The original fortress at Sigmaringen was first mentioned in 1077 in the chronicles of the Petershausen monastery. The oldest parts of the original castle and fortress are hidden beneath the alterations and rebuilding that took place between the 17th and 19th century. The preserved remains of the original construction date back to around 1200, during the time of the Hohenstaufen dynasty. These include the castle gate, the main building and the keep. Key elements of the original structure were gradually integrated into subsequent buildings over the ages. The modern castle’s foundations to a large extent follow the outline of the surrounding wall of the original fortress.

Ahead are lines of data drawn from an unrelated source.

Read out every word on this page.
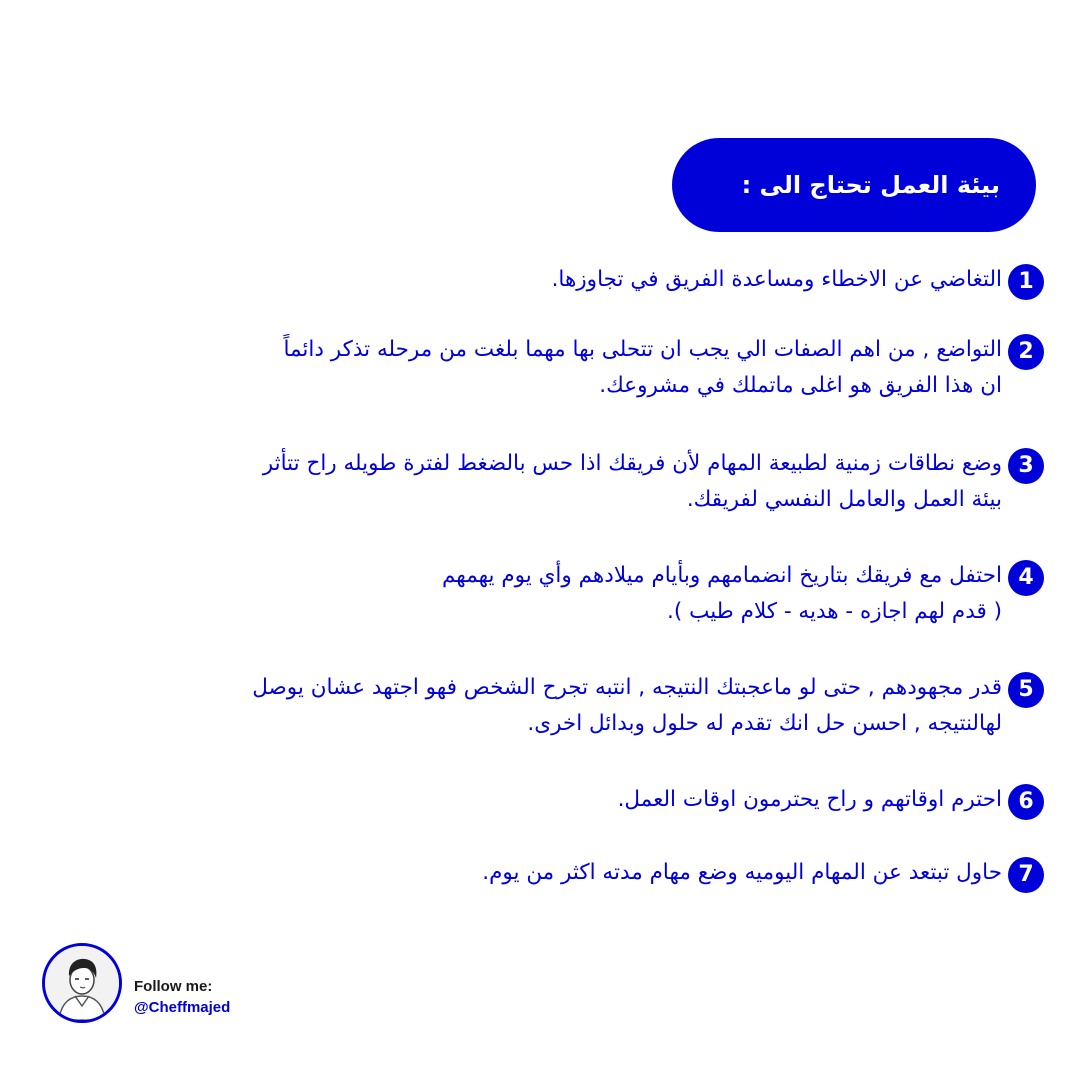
بيئة العمل تحتاج الى :
1
التغاضي عن الاخطاء ومساعدة الفريق في تجاوزها.
2
التواضع , من اهم الصفات الي يجب ان تتحلى بها مهما بلغت من مرحله تذكر دائماً
ان هذا الفريق هو اغلى ماتملك في مشروعك.
3
وضع نطاقات زمنية لطبيعة المهام لأن فريقك اذا حس بالضغط لفترة طويله راح تتأثر
بيئة العمل والعامل النفسي لفريقك.
4
احتفل مع فريقك بتاريخ انضمامهم وبأيام ميلادهم وأي يوم يهمهم
( قدم لهم اجازه - هديه - كلام طيب ).
5
قدر مجهودهم , حتى لو ماعجبتك النتيجه , انتبه تجرح الشخص فهو اجتهد عشان يوصل
لهالنتيجه , احسن حل انك تقدم له حلول وبدائل اخرى.
6
احترم اوقاتهم و راح يحترمون اوقات العمل.
7
حاول تبتعد عن المهام اليوميه وضع مهام مدته اكثر من يوم.
Follow me:
@Cheffmajed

Architectural artifacts give us a good idea of what the fortified castle was like in the 12th century. Designed with defense in mind, the original fortress featured tented and mono-pitched roofs, several towers and gates, round window openings and friezes that made the castle at Sigmaringen something of an architectural highlight in the Upper Danube Valley even back then. The 13th and 14th centuries appear to have left no palpable trace. It was not until the 15th century that the castle entered its next construction phase under the instruction of the then Count of Werdenberg, who was known for his love of building. The Count expanded the castle outwards on the north-eastern side. The only part that remains from this period however is the lintel above the entrance to the Swedish Tower, engraved with the year 1498. A couple of years later the castle was expanded westwards. Some years after this, the building entered its third construction period under Karl II, Count of Hohenzollern-Sigmaringen (1576 – 1606). In the years from 1627 to 1630, the castle underwent another substantial transformation under the guidance of architect and master builder, Hans Alberthal, renowned for his Renaissance works around Dillingen. These expansions played a major role in converting the former fortress and castle into a magnificent palace. Around 1650, Baroque architect Michael Beer combined under one roof the two separate buildings that had been constructed during Werdenberg’s ownership. The palace then remained largely untouched with only small-scale expansions and remodeling work during the 18th century. The Gallery of Ancestors was constructed as early as 1736, prior to a renovation in 1879. From 1860 to 1880, royal architect and first curator to the province of Hohenzollern, Josef Laur, introduced a Gothic Revival style (sometimes referred to as neo-Gothic). The castle then underwent a radical redesign after the great fire of 1893, which substantially damaged upper part of the castle. This project was undertaken primarily by Munich-based architect Emanuel von Siedl with assistance from fellow architect and state building official Johannes de Pay. The result was the beautiful castle you see today, with architectural elements grounded in historicism and eclecticism. The Portuguese Gallery, completed in 1902, marked the end of these renovations. It closes off the castle’s inner courtyard where it borders the town of Sigmaringen.